In the immediate aftermath of demonetisation, prognosticators were quick to warn of a collapse in prices across the Indian property market. This idea has been reinforced to some degree by reports, accurate or not, of a dip in the interest level of potential buyers of residential properties. But a thoughtful analysis based on long-term trends, as opposed to a knee-jerk reaction based on transient circumstances, points to a different conclusion. Portending a crash may grab headlines, but the more reasonable expectation is that demonetisation will exert mild upward pressure on real estate prices.
The reasons are varied and nuanced but essentially boil down to this: When costs go up, prices go up. As will be explained below, development expenses related to land, permits, and construction will rise; therefore, it logically follows that these increased costs will be passed along to end users, in other words, the purchasers of apartments, villas and plots.

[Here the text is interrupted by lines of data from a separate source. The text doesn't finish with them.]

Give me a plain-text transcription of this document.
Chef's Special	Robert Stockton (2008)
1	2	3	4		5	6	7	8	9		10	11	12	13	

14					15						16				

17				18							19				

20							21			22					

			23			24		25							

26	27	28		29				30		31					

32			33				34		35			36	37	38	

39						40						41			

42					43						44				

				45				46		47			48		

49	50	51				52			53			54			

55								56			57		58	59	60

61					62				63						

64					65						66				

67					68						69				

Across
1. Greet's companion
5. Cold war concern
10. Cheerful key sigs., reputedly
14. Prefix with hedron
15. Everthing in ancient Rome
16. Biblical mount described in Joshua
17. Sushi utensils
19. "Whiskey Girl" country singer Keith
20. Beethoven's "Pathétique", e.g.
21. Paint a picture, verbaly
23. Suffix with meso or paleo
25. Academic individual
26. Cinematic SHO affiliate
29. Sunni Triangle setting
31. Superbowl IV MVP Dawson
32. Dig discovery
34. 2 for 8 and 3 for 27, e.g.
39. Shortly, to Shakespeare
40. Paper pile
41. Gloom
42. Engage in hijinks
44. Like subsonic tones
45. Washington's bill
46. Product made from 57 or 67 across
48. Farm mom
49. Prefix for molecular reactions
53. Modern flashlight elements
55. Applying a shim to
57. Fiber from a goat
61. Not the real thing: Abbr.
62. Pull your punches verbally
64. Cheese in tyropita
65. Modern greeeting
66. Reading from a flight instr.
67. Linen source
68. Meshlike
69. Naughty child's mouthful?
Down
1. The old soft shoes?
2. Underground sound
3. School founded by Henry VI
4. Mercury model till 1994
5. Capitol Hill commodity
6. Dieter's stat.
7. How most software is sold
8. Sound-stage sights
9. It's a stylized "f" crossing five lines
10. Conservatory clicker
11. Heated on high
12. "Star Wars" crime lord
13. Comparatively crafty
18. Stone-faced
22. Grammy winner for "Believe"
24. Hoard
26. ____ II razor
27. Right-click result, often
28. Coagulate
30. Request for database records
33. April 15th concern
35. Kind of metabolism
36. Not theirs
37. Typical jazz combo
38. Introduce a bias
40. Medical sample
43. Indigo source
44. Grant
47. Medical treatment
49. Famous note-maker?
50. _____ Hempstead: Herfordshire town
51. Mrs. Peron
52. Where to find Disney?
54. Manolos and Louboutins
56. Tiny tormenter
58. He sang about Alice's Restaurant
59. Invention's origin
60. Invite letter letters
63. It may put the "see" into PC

This adjustment may not take place immediately or uniformly, but it certainly will occur first in “new-economy” cities-those urban centres characterised by a swiftly growing population engaged in salaried, white-collar employment. Already, these cities are weathering the demonetisation storm relatively well. Take Bangalore, for example. With its property market driven by salaried professionals in the IT and ITES sector, the long-term trend is for buyers to carry out transactions through bank loans and cheques. According to reliable local estimates, a full 95% of transactions of properties costing less than one crore in Bangalore are completely “in the white”, not involving a single rupee in cash.